A phosphorylation-deficient mutant of Sik3, a homolog of Sleepy, alters circadian sleep regulation by PDF neurons in Drosophila.

Abstract

Sleep behavior has been observed from non-vertebrates to humans. Sleepy mutation in mice resulted in a notable increase in sleep and was identified as an exon-skipping mutation of the salt-inducible kinase 3 (Sik3) gene, conserved among animals.
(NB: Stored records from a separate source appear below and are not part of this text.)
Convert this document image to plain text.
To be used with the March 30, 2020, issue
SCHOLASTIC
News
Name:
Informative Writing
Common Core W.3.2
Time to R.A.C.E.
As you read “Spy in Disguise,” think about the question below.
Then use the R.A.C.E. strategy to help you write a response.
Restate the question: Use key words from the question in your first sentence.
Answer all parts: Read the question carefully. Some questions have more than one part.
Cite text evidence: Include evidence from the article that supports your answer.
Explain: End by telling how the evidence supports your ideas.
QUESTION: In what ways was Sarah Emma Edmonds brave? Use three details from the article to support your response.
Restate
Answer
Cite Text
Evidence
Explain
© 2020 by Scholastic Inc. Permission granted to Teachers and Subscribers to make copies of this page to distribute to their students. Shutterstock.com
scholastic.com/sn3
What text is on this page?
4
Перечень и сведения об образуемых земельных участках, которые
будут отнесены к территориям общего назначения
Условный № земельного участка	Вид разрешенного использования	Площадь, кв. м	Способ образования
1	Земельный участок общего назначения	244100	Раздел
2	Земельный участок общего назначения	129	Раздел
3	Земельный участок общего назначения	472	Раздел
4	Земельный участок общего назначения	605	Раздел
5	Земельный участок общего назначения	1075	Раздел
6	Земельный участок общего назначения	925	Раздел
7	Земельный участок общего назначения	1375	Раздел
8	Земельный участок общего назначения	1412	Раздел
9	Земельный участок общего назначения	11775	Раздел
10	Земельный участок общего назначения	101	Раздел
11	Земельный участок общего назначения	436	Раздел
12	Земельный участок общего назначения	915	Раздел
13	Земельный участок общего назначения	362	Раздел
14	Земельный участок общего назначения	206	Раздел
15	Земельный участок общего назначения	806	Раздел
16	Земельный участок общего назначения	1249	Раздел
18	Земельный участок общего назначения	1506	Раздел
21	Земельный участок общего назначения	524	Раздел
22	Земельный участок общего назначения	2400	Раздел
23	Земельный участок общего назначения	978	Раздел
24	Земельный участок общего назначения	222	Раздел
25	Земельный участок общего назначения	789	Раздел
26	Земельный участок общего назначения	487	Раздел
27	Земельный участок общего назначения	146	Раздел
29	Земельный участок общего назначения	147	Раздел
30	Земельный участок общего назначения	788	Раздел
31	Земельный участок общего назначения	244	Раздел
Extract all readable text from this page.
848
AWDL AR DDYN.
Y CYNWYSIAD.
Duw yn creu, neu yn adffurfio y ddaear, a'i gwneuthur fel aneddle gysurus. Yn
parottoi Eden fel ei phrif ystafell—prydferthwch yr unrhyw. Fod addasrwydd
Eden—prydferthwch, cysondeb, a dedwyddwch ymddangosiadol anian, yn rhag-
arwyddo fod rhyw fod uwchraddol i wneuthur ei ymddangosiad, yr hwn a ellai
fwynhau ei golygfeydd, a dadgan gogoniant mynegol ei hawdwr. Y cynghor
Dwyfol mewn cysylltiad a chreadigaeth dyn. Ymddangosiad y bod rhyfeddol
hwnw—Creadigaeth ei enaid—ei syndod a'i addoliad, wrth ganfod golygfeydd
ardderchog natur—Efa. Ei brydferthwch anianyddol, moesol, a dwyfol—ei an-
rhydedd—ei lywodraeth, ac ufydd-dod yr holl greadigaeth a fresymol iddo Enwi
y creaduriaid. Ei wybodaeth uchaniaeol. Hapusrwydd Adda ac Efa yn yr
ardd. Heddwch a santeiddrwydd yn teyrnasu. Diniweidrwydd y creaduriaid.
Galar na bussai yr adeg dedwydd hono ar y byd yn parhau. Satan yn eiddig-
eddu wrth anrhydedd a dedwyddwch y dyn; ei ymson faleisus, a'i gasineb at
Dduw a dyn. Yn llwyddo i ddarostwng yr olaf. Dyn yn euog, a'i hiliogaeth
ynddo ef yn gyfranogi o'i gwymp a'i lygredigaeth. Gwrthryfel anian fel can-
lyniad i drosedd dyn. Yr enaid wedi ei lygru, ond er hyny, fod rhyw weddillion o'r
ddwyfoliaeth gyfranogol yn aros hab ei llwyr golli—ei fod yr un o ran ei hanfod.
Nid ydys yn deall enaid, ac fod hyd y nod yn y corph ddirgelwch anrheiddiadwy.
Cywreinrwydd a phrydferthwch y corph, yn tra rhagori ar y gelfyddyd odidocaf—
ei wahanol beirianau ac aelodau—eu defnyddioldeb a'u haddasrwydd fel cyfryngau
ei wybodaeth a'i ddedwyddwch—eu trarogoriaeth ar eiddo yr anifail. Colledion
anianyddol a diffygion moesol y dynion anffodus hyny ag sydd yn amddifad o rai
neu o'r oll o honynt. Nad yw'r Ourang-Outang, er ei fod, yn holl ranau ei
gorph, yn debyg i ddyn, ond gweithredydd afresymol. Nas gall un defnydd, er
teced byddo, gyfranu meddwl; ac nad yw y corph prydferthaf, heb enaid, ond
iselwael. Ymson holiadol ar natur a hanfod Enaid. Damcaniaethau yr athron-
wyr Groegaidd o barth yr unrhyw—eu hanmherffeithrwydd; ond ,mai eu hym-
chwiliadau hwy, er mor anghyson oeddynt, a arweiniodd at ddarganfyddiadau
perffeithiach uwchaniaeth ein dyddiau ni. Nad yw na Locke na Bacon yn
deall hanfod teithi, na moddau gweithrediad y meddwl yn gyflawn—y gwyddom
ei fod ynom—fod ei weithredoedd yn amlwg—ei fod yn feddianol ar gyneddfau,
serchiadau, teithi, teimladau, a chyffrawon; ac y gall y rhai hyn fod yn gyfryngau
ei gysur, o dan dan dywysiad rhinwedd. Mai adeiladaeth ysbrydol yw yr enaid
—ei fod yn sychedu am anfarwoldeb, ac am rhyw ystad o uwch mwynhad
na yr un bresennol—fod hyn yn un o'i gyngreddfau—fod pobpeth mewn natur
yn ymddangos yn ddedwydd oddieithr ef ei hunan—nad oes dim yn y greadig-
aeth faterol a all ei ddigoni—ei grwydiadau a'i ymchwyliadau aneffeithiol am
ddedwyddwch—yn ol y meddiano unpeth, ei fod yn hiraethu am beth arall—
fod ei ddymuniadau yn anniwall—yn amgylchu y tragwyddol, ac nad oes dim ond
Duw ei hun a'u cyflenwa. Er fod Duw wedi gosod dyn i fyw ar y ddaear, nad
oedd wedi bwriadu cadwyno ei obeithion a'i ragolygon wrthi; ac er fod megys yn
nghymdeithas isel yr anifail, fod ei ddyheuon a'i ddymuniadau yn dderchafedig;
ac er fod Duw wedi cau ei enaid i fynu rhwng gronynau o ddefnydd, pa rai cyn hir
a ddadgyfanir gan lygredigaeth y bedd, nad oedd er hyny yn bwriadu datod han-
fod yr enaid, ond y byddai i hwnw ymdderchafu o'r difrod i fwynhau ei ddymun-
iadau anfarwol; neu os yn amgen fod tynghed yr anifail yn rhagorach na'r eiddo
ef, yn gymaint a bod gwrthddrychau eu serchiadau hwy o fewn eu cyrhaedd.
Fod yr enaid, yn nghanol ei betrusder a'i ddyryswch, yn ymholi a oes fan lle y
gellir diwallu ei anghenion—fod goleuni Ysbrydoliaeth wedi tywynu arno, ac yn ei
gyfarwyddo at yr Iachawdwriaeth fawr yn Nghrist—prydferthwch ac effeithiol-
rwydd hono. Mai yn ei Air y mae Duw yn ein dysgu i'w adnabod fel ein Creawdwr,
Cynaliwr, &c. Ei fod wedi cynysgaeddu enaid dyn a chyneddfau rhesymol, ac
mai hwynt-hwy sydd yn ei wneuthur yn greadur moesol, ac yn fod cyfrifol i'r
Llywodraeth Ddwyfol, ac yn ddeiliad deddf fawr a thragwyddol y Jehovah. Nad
The skipped exon includes a serine residue that is phosphorylated by protein kinase A. Overexpression of a mutant gene with the conversion of this serine into alanine (Sik3-SA) increased sleep in both mice and the fruit fly Drosophila melanogaster. However, the mechanism by which Sik3-SA increases sleep remains unclear. Here, we found that Sik3-SA overexpression in all neurons increased sleep under both light-dark (LD) conditions and constant dark (DD) conditions in Drosophila. Additionally, overexpression of Sik3-SA only in PDF neurons, which are a cluster of clock neurons regulating the circadian rhythm, increased sleep during subjective daytime while decreasing the amplitude of circadian rhythm. Furthermore, suppressing Sik3-SA overexpression specifically in PDF neurons in flies overexpressing Sik3-SA in all neurons reversed the sleep increase during subjective daytime. These results indicate that Sik3-SA alters the circadian function of PDF neurons and leads to an increase in sleep during subjective daytime under constant dark conditions.